Hat er ausreichend Beschäftigung und Freilauf kann er durchaus auch in der Stadt gehalten werden. Ein großer Garten mit viel Freiraum, den er dann auch gleich bewachen kann kommt ihm allerdings sehr entgegen.

Fellpflege ist überschaubar und sollte durch regelmäßiges Bürsten auch abgeschlossen sein. Sollte er sich doch stark im Dreck rum getrieben haben kann man den Bauch und die Beine mit lauwarmen Wasser auch abbrausen und abschließend abtrocknen.

Sollte es hartnäckige Verfärbungen des weißen Fells geben dann kann man auch ein mildes Hundeshampoo verwenden.

Zu viel Waschen mit Shampoo sollte aber nicht sein, damit sich die natürliche Schutzschicht der Haut und des Fells nicht zu stark beeinträchtigen.

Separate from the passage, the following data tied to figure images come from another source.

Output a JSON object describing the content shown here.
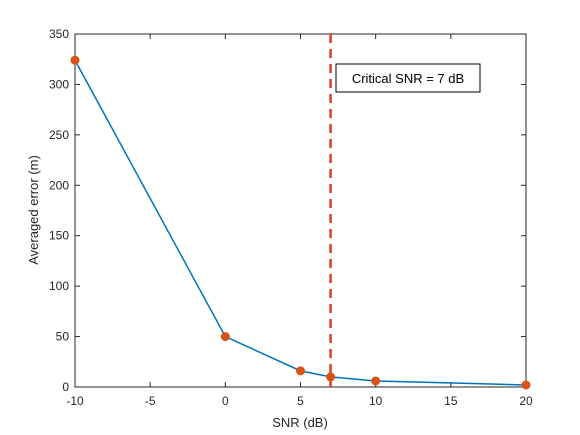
{
  "chart_data": {
    "type": "line",
    "title": "",
    "xlabel": "SNR (dB)",
    "ylabel": "Averaged error (m)",
    "xlim": [
      -10,
      20
    ],
    "ylim": [
      0,
      350
    ],
    "x_ticks": [
      -10,
      -5,
      0,
      5,
      10,
      15,
      20
    ],
    "y_ticks": [
      0,
      50,
      100,
      150,
      200,
      250,
      300,
      350
    ],
    "x_tick_labels": [
      "-10",
      "-5",
      "0",
      "5",
      "10",
      "15",
      "20"
    ],
    "y_tick_labels": [
      "0",
      "50",
      "100",
      "150",
      "200",
      "250",
      "300",
      "350"
    ],
    "grid": false,
    "series": [
      {
        "x": [
          -10,
          0,
          5,
          7,
          10,
          20
        ],
        "y": [
          324,
          50,
          16,
          10,
          6,
          2
        ],
        "line_color": "#0072BD",
        "marker_color": "#D95319"
      }
    ],
    "reference_line": {
      "x": 7,
      "color": "#D9402A",
      "style": "dashed"
    },
    "annotation": {
      "text": "Critical SNR = 7 dB"
    }
  }
}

Weißer Schweizer Schäferhund beim Spielen am Strand
Weißer Schweizer Schäferhund beim Spielen am Strand

Gesundheit:

Lebenserwartung beträgt ca. 12 Jahre.

Es gibt einige Erbkrankheiten:

  1. Die Hüftgelenksdysplasie (HD) sowie die Ellbogendysplasie (ED) kommen auch bei dieser Hunderasse vor, doch seltener als beim deutschen Schäferhund. Darauf wird auch in der Zucht ein Augenmerk gelegt.
  2. Taubheit, Erkrankungen des Herzens und Allergien mit Hautsymptomatik kommen öfters vor.
  3. Bei der Ösophagusdilatation handelt es sich um eine krankhafte Erweiterung der Speiseröhre, die beim Berger Blanc Suisse gelegentlich vorkommen kann.
  4. Der MDR1-Gendefekt kann ebenfalls gelegentlich auftreten.
  5. Ebenfalls hat diese Hunderasse eine Überempfindlichkeit gegenüber einigen Medikamenten, bei denen es bei anderen Hunden keine Probleme gibt. Das liegt an der Besonderheit der Blut-Hirn-Schranke, hier können die Medikament Wirkstoffe ungehindert zum Gehirn transportiert werden, dort können dann Vergiftungserscheinungen entstehen.
  6. Die Degenerative Myelopathie (DM) ist eine Erbkrankheit, bei der es zu einer langsamen Zerstörung des Rückenmarks kommt und die auch beim Berger Blanc Suisse zu beobachten ist.